現在のコンピューターが0と1で情報を処理するなら、量子コンピューターは「キュービット(qubit)」という単位を使う。量子力学の性質を利用し既存コンピューターとは全く異なる方式で演算する可能性があり、注目を集めてきた。
量子コンピューターの性能を説明する際に最も頻繁に登場する軸は大きく二つだ。第一はキュービットの数、第二はエラー率である。キュービットが多いほどより大きな問題を扱える余地が生まれるが、エラーが多発すると計算結果を信用しにくい。リゲッティは1からエラー率を差し引いた値である「信頼度(fidelity・忠実度)」を基準として用いる。例えば信頼度が99.5%ならエラー率は0.5%という意味だ。
ピーチ副社長はここでキュービット数とエラー率を切り離して見るのは難しいと説明した。エラーが完全に消えていない状態で計算を成り立たせるには、複数のキュービットを併用してエラーを補正する方式が必要であり、この過程で追加で必要となるキュービットが大きく増える可能性があるという。結局、キュービット数を増やすこととエラーを減らすことは相互にかみ合っており、どちらか一方だけでは量子コンピューターが使える段階に到達しにくいという説明だ。
ピーチ副社長は「量子コンピューティングはまだ初期段階で、一つの問題ではなくあらゆる層が同時に成熟しなければならない産業だ」と述べ、「量子プロセサーチップ(QPU)だけでなく、これを取り巻く電子装置、オペレーティングシステム・使用環境ソフトウエアまで基盤要素がともに発展してこそ、顧客が投資対効果を評価できる有用なコンピューティングに近づく」と付け加えた。
この現実とは別に、直近1年で量子分野への投資家の関心は大きく高まった。ピーチ副社長は「投資家の関心が技術開発の具体的なマイルストーンと完全に同じリズムで動くわけではない」と述べ、「リゲッティは意識的にハイプ(誇張)を避け、攻撃的でありながら現実的な目標を定め、その後に達成する方式を選んでいる」と語った。

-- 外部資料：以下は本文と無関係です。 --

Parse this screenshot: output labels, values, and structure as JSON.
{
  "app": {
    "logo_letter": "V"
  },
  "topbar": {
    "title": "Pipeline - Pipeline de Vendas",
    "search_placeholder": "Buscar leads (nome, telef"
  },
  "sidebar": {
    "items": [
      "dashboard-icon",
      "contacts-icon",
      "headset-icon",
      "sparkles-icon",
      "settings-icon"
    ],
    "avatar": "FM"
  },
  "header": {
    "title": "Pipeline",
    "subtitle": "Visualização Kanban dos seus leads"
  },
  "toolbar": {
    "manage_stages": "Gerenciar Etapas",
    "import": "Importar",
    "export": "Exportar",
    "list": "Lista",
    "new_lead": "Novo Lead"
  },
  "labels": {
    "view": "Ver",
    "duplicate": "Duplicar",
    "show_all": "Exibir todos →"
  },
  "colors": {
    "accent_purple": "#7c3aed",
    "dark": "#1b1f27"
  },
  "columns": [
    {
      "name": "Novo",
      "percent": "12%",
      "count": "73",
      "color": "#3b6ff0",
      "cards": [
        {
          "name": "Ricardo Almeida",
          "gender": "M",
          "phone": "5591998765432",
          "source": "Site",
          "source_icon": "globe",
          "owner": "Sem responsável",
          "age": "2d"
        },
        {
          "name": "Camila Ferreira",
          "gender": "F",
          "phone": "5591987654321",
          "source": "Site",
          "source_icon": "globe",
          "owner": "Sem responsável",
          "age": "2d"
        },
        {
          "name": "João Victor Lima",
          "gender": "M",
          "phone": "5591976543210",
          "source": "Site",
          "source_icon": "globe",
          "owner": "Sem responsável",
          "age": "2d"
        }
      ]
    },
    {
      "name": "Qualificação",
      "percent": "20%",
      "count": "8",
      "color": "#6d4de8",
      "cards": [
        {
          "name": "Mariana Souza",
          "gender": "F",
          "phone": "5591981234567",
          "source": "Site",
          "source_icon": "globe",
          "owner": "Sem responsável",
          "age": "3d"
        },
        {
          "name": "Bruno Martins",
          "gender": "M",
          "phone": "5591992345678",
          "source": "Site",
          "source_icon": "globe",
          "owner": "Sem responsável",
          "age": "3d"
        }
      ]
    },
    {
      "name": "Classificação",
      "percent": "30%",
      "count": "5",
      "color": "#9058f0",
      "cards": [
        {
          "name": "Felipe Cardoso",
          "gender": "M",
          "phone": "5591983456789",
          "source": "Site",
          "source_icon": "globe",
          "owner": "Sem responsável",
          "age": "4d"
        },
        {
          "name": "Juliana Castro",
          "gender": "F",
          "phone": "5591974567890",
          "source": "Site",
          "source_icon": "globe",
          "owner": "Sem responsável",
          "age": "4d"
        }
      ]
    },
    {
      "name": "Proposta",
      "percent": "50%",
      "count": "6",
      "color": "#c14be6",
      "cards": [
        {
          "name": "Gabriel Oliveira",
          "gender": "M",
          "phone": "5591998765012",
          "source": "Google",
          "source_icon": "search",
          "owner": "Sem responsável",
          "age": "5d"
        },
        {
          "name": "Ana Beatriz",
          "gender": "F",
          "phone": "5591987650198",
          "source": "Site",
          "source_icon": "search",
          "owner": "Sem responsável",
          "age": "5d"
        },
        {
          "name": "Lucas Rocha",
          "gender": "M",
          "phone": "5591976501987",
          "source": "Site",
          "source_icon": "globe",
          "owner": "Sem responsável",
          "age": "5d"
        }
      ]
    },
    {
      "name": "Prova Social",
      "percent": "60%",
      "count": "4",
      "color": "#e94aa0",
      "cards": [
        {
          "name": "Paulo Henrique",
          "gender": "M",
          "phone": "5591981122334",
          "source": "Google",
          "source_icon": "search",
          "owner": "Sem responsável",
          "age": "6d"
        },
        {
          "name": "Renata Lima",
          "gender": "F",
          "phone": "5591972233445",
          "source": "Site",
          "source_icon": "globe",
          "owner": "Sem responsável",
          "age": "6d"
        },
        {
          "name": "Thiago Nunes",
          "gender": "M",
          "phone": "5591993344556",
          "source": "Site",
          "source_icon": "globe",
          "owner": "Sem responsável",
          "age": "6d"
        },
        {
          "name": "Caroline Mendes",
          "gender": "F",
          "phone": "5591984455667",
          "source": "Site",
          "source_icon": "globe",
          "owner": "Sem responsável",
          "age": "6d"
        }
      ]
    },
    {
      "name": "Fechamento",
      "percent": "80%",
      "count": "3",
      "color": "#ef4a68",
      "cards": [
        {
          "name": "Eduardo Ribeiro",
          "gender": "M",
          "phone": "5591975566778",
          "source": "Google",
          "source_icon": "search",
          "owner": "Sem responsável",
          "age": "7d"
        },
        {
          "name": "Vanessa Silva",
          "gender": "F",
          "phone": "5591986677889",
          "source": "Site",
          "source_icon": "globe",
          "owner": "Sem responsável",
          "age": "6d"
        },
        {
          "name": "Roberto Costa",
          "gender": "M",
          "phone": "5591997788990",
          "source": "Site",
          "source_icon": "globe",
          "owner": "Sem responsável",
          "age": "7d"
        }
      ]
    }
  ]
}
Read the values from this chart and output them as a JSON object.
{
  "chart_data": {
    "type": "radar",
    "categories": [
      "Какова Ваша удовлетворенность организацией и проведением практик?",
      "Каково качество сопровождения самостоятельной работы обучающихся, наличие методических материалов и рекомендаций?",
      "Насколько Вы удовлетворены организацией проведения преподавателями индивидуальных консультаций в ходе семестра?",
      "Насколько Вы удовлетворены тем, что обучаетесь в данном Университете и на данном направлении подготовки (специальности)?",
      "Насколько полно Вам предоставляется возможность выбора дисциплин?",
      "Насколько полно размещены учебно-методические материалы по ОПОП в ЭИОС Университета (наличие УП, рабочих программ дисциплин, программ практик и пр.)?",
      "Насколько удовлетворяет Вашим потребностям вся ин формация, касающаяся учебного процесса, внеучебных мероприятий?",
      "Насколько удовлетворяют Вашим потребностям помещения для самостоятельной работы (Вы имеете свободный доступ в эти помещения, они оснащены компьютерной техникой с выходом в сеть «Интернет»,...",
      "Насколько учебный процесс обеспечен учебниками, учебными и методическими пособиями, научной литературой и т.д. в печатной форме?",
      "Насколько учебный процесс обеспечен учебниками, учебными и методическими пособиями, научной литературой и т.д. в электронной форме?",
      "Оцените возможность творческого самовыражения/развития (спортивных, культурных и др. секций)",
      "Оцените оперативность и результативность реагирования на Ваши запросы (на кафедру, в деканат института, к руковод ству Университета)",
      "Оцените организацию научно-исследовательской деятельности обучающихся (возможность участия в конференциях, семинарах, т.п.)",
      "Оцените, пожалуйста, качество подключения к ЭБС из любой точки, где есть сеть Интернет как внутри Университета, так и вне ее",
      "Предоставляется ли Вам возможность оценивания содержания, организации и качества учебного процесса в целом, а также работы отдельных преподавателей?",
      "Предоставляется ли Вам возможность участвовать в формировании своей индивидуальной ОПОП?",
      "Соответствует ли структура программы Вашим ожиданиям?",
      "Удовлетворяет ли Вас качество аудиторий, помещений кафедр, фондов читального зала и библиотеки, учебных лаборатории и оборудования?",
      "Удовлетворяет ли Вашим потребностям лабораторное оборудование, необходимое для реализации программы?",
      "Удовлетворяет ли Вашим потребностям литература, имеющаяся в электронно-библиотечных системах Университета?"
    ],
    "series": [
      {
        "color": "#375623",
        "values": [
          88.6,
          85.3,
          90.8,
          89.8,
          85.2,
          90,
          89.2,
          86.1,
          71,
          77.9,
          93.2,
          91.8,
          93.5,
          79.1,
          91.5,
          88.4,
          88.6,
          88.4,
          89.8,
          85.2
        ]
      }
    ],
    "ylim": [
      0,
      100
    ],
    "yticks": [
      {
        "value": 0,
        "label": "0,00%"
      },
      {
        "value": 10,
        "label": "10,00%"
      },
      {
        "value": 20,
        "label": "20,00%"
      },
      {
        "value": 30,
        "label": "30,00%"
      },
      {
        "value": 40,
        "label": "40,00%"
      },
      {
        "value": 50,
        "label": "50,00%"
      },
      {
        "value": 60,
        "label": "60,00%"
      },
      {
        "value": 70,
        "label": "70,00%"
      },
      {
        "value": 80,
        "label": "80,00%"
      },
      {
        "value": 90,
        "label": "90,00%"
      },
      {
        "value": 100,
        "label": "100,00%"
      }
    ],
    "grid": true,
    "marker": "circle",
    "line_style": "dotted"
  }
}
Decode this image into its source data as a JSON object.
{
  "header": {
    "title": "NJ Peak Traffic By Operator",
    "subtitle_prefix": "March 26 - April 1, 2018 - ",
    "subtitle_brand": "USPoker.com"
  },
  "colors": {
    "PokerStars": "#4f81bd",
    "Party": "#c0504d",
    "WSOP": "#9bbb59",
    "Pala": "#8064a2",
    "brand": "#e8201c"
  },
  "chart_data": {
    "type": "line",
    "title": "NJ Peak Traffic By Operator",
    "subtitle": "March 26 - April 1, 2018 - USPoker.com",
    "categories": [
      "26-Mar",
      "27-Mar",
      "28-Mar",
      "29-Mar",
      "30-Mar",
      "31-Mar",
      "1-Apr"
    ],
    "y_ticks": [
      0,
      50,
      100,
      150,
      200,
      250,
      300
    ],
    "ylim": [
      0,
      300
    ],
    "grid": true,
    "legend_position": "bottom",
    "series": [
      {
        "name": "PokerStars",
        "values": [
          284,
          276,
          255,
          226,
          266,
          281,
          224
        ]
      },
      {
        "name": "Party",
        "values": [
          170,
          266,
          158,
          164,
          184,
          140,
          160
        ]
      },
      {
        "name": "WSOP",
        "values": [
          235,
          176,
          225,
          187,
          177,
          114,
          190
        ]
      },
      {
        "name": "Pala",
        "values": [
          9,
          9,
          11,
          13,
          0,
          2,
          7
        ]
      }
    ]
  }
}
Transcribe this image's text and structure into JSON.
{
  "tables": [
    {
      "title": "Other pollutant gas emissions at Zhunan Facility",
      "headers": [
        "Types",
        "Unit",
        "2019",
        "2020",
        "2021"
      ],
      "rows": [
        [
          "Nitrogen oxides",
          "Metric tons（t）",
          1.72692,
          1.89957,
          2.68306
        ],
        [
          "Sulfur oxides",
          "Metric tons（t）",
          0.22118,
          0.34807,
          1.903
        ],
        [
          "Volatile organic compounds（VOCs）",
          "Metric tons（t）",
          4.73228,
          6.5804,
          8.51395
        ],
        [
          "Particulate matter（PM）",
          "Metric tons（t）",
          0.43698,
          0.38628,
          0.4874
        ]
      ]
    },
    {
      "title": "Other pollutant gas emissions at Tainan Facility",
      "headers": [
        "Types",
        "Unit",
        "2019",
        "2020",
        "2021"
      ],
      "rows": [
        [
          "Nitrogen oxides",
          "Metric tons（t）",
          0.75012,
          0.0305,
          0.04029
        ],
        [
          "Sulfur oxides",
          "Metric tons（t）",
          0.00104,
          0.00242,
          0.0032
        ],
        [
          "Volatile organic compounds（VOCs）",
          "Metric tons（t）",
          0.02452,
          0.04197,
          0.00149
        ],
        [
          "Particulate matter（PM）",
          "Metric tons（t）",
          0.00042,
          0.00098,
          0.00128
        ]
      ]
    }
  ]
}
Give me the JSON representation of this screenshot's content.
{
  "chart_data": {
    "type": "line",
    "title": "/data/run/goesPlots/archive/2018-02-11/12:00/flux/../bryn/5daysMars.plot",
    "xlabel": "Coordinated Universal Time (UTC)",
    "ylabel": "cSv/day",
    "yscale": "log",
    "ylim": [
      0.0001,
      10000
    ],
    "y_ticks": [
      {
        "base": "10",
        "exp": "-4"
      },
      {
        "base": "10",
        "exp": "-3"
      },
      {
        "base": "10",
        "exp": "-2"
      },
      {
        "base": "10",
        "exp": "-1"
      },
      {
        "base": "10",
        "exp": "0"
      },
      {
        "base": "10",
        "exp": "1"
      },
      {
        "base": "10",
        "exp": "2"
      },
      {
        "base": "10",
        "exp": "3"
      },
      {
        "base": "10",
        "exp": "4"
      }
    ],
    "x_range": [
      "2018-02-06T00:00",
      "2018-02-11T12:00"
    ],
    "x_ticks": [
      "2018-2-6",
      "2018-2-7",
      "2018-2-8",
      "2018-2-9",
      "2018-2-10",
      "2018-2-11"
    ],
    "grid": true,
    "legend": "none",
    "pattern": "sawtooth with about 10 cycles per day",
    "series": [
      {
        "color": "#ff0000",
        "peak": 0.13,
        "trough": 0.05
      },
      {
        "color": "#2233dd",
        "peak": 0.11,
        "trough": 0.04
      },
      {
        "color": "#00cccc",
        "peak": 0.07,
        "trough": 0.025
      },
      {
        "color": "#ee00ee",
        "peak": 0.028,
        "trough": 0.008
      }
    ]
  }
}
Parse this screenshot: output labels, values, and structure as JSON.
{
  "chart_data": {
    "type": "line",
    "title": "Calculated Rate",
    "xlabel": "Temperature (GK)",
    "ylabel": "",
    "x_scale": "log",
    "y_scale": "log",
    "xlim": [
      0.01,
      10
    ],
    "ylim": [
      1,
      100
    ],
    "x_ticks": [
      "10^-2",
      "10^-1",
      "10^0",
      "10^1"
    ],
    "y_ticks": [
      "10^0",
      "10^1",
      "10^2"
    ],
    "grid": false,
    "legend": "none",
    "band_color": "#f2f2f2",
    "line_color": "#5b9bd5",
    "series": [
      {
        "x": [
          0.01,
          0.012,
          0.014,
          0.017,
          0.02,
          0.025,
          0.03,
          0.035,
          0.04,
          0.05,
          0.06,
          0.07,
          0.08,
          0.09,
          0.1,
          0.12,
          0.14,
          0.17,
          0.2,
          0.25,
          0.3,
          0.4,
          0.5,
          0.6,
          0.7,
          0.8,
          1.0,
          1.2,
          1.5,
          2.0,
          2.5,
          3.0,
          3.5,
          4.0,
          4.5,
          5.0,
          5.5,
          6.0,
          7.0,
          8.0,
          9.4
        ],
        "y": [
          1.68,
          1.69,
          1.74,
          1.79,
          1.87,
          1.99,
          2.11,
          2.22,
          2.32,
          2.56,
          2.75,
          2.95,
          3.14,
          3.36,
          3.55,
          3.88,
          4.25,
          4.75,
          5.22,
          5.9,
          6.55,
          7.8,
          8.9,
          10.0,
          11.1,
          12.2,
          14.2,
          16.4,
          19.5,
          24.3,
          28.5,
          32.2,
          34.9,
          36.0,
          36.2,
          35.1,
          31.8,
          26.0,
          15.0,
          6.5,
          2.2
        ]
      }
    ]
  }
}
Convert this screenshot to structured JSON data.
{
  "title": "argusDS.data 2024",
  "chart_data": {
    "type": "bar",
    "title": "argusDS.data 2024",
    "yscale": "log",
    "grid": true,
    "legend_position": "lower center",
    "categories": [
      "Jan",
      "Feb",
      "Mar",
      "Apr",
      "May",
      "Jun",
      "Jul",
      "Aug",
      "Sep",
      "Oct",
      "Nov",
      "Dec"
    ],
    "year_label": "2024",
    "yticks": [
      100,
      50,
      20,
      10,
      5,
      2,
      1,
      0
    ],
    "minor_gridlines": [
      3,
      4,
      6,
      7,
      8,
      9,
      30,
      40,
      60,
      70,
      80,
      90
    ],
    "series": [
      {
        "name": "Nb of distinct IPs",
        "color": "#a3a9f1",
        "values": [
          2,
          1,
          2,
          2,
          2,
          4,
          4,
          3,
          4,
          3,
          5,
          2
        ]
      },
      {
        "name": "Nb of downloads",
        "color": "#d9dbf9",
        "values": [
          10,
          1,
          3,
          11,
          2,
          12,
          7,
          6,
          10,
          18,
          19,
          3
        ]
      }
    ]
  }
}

リゲッティは現在、84キュービットで信頼度99%、36キュービットで信頼度99.5%の水準を達成し、短期間で108キュービット・信頼度99.5%の目標を提供する計画だ。年末前後には150キュービット以上で信頼度99.7%、2027年末前後には1000キュービット以上、信頼度99.8%を提示した。
韓国、英国、イスラエルなどとの協力も広げていく予定だ。ピーチ副社長は韓国のパートナーであるNormaが主管した「クォンタムAI競技大会(ハッカソン)」を後援するために来韓した。同大会は参加者の学習と知識共有、そして量子コンピューティングに対する認知度を高めることを目的に開催された。
ピーチ副社長は「直近1年で韓国は政府投資を通じて量子産業を先取りしようとする流れが鮮明になった」と述べ、「韓国のエコシステムとの接点を広げたい。目標は韓国に最低1台、可能なら複数台の量子システムを現場に設置し、エコシステムを育てることだ」と付け加えた。